Running Injuries & How to Avoid Them
While running is a great form of exercise and one of the most fundamental forms of human movement, it is associated with some risk of injury.
Research shows that if you run regularly you have a 37 - 56% of getting injured. The majority of these injuries (50 - 70%) are overuse injuries to the musculoskeletal system (comprised of the muscles, tendons, joint tissues, ligaments and bones).
What's even worse, researchers estimate that up to 70% of injuries are likely to re-occur!
Yikes! With stats like that it makes you wonder why people ever lace up a pair of running shoes.
I've experienced a number of injuries myself over the years as well as working with hundreds of runners who've had injuries themselves.
Seeing how many runners were affected by overuse injuries and having them myself was one of my major motivations to study all I could about what causes overuse injuries, how to overcome them and even more importantly, how to prevent them!

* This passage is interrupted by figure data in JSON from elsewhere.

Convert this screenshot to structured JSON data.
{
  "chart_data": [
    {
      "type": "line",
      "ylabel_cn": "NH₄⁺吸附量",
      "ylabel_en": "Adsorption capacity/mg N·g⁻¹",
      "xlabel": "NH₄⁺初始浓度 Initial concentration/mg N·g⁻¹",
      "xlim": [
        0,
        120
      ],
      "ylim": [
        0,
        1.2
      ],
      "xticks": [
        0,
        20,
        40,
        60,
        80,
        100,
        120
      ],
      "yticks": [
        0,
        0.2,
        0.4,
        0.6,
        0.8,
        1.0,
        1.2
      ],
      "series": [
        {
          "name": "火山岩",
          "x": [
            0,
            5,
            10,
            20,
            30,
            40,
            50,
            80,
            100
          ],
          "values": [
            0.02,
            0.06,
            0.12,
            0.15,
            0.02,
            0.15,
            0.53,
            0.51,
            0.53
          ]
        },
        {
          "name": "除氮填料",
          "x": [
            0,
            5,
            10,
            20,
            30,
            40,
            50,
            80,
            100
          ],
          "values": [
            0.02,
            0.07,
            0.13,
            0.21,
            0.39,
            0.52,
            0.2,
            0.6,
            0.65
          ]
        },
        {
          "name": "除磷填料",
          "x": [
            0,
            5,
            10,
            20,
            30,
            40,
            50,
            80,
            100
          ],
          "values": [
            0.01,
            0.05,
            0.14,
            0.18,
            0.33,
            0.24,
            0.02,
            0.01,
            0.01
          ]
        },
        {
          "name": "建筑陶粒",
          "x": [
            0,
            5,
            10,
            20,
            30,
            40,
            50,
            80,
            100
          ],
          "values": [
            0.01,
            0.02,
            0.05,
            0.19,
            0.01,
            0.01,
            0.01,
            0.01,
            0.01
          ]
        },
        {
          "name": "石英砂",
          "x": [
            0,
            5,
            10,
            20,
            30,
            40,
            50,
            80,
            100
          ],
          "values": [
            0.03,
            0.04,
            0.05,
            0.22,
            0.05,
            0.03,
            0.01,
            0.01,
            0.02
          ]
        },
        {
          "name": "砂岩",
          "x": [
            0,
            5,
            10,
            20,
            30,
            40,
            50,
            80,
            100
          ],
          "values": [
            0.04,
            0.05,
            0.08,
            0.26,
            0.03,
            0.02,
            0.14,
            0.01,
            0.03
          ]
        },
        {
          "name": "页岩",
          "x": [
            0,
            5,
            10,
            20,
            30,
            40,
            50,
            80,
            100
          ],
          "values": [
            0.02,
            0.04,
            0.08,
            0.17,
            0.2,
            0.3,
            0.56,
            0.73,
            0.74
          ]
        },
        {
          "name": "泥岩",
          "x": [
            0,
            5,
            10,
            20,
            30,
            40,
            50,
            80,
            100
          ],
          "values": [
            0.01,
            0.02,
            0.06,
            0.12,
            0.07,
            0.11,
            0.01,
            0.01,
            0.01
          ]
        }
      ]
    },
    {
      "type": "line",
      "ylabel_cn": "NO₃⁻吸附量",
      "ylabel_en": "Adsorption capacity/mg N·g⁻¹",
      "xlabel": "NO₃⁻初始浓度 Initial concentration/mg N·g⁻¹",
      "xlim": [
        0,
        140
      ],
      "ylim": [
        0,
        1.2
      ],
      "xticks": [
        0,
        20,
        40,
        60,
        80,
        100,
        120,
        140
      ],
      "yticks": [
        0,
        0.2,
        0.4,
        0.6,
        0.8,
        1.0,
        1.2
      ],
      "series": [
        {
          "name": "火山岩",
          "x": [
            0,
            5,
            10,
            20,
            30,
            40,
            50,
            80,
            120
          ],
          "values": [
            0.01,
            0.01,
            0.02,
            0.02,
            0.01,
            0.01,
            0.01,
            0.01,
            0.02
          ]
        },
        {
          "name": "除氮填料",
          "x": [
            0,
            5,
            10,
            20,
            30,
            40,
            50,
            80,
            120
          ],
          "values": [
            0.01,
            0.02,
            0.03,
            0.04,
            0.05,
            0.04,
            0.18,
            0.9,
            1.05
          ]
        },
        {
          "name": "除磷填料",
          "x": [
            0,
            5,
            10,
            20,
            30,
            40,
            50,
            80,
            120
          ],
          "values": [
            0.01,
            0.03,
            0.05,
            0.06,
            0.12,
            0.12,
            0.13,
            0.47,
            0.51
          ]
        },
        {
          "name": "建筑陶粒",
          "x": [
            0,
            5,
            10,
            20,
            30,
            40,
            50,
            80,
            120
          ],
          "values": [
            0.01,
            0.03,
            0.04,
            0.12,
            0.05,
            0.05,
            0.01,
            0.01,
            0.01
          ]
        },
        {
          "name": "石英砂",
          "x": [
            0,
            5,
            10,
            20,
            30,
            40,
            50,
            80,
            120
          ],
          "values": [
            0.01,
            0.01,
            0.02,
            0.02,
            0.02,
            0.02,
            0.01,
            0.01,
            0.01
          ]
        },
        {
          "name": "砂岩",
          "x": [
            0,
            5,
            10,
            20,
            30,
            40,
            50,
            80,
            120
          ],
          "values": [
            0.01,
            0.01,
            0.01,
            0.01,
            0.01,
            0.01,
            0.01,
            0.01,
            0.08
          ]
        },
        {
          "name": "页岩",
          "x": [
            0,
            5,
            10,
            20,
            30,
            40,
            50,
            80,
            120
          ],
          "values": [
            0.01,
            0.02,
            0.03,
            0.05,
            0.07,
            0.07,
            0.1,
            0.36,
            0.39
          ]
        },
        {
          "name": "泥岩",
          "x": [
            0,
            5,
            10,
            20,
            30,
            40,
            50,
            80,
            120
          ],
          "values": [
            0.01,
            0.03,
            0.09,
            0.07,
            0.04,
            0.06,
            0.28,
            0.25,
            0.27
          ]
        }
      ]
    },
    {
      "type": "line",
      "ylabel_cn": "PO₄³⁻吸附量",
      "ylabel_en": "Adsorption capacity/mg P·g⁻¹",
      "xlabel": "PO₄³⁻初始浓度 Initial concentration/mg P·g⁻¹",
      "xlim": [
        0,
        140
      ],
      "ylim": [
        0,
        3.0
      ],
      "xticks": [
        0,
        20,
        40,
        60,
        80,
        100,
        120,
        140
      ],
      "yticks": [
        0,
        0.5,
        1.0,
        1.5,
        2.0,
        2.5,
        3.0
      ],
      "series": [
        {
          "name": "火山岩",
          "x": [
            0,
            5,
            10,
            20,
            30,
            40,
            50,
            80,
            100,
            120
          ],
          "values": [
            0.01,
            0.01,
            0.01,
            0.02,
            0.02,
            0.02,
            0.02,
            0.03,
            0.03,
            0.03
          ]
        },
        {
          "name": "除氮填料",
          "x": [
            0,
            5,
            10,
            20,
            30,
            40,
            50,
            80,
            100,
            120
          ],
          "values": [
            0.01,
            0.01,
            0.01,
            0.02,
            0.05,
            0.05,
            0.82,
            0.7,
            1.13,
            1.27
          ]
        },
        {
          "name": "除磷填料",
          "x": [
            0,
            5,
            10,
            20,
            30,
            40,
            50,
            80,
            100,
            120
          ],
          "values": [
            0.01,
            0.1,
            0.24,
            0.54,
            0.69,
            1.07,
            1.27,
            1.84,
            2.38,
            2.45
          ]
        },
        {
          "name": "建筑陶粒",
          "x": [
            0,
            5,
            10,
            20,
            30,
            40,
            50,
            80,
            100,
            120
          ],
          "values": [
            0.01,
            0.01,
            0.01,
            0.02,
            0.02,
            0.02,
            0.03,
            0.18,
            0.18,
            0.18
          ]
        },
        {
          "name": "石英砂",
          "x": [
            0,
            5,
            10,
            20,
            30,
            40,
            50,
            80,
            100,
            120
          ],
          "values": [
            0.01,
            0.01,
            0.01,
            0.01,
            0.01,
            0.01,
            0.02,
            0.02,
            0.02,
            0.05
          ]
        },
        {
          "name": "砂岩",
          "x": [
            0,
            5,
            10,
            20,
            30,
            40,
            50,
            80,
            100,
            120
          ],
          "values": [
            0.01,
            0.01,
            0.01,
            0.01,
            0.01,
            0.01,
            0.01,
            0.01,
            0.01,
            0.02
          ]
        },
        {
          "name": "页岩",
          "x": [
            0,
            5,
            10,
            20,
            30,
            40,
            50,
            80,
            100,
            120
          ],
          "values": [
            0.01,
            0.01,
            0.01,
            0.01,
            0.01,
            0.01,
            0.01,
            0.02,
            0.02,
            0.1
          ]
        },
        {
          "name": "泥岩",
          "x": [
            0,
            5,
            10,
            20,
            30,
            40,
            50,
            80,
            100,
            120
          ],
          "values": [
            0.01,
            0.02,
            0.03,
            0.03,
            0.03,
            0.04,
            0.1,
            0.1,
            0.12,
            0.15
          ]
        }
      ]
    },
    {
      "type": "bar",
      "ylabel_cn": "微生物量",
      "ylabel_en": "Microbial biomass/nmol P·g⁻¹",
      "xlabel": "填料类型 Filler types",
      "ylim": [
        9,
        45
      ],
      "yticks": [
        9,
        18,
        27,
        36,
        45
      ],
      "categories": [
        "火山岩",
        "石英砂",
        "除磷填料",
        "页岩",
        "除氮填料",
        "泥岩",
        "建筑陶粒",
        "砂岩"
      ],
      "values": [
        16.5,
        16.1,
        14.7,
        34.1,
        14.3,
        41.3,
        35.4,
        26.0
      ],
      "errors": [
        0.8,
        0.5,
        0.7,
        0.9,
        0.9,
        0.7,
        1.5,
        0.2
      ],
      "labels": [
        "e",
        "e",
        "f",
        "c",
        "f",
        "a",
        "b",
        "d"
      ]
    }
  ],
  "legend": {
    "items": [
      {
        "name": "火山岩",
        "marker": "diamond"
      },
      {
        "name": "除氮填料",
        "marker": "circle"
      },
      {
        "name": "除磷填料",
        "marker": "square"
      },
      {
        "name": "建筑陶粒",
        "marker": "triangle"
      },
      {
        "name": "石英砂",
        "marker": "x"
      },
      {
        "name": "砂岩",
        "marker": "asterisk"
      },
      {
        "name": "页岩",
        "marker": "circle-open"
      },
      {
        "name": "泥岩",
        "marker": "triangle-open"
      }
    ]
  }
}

Anatomical Location of Running Injuries
Based on a research review, the following table shows the bodily location of running injuries.

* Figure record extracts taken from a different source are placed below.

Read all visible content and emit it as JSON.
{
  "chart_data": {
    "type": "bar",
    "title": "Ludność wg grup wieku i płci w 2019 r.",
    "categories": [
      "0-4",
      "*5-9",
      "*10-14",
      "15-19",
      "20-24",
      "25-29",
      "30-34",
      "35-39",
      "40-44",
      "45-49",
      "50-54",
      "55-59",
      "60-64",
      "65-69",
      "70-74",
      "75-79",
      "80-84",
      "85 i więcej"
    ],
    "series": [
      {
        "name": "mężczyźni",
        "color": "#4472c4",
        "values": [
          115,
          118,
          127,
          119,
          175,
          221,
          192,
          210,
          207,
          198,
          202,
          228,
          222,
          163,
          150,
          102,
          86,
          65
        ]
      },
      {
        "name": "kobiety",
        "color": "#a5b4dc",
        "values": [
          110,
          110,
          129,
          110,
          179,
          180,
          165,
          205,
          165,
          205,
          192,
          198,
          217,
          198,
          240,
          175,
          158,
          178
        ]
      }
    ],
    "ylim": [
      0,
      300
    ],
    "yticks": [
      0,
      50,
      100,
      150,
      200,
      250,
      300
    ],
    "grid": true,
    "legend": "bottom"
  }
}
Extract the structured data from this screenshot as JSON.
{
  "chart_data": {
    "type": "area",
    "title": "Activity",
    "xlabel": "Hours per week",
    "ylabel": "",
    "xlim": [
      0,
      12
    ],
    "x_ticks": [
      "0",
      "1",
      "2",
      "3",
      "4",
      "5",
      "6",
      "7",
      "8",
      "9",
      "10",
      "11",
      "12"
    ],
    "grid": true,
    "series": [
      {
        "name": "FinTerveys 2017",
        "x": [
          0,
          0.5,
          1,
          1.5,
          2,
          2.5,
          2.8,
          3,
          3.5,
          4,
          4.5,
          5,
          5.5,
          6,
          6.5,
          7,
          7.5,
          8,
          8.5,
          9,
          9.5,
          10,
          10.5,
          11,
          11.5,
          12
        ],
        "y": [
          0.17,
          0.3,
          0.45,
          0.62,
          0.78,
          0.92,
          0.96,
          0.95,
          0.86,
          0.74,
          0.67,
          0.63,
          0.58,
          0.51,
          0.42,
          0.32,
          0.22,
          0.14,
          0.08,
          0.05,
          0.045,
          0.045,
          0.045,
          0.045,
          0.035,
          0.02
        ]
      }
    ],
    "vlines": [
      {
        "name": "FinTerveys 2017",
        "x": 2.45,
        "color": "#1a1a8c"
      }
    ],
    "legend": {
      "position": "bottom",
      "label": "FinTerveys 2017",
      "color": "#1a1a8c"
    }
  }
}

|Body Area||Percentage of all injuries|
|Feet||2 - 22%|
|Ankle||9 - 20%|
|Lower Leg||2 - 30%|
|Shin||6 - 31%|
|Upper Leg||3 - 18%|
|Back||3 - 11%|
|Hip/Pelvis/Groin||2 - 11%|
The structures of the knee and lower leg are most vulnerable to injury. Overall, 70 - 80% of running injuries occur at or below the knee.
Causes of Running Injuries
Many studies have looked at causes and risk factors of overuse injuries in runners. Unfortunately, there is still a wide degree of contradiction between studies and experts disagree with other about the primary causes of injuries.
Some studies found that previous injury, relative inexperience in running, racing and excessive weekly mileage were the highest risk factors. Other studies however found that running injuries decreased with an increase in running mileage.
Controversy exists regarding height, bodyweight, running shoes, training surface, age, lower limb flexibility, lower limb alignment, running on cambered roads and hill running as possible risk factors.
These disagreements occur due for various reasons:
(1) Different populations researchers were studying (whether elite
runners or recreational level runners were being studied).
(2) Different types of studies being conducted (a review or an actual experiment).
(3) Different methodologies used by the researchers.
But even though there is some controversy in the research, the studies still provide some good insights into the various risk factors for running injuries.
One thing that is fairly well accepted by almost all researchers is that having a previous injury is a major factor in getting re-injured.
The Negative Feedback Cycle
Overuse injuries are exactly what the name implies; injuries caused by over-use. Since distance running is such a repetitive motion it should come as no surprise that overuse injuries are the most common type of injuries sustained by runners.
A process known as the negative feedback cycle explains why this happens and why injuries can be self-perpetuating in runners.
When repetitive motion overloads the tissues and structures of your body it leads to changes in your anatomy and physiology (things like inflammation, bruising, swelling, stiffness, pain, etc).
The physical alterations lead to adaptations in your functional biomechanics and changes in kinetic chain function. In simple terms, your body changes the way it moves. These changes can be so subtle that you may not even be aware of the adaptations. They can start off as very small modifications.
The bad news is these changes in movement cause further overloading to your system thereby repeating the cycle until injury and pain occur. And so this is called the negative feedback cycle.
Reducing Your Risk of Injury
Research has shown less controversy in how to reduce your risk of getting injured if you run. Developing better running stride mechanics and neuromuscular control was shown to be effective in preventing injury.
This means that learning to improve your running style can go a long way to helping you avoid being sidelined by injury.
One of the first steps to reducing your risk is to become aware of your body's movement. That way you can detect any changes, even small ones, in your movement patterns sooner rather than later. And by doing so you stop the negative feedback cycle before it leads to serious injury.
The Core Running program is all about using different tools to help you understand your body better. It will help re-educate you on how to move and run better which will then lead to increases in performance while reducing your risk of injury.
To be honest I cannot guarantee you will never get injured using the Core Running techniques; there are just too many variables beyond my control. But I can guarantee that you will become stronger and a more efficient runner if you follow my advice as outlined.
(I think anyone who promises a training program or method will prevent you from EVER getting injured is either delusional or outright deceitful. The best anyone can say is that it will reduce your chances.)
The advice given on this website is for informational purposes only. It is not meant to diagnose, treat or fix any injury or medical condition. If you are injured, see a qualified medical professional (sports medicine doctor, physiotherapist, chiropractor, etc) to get an accurate diagnose and proper treatment program.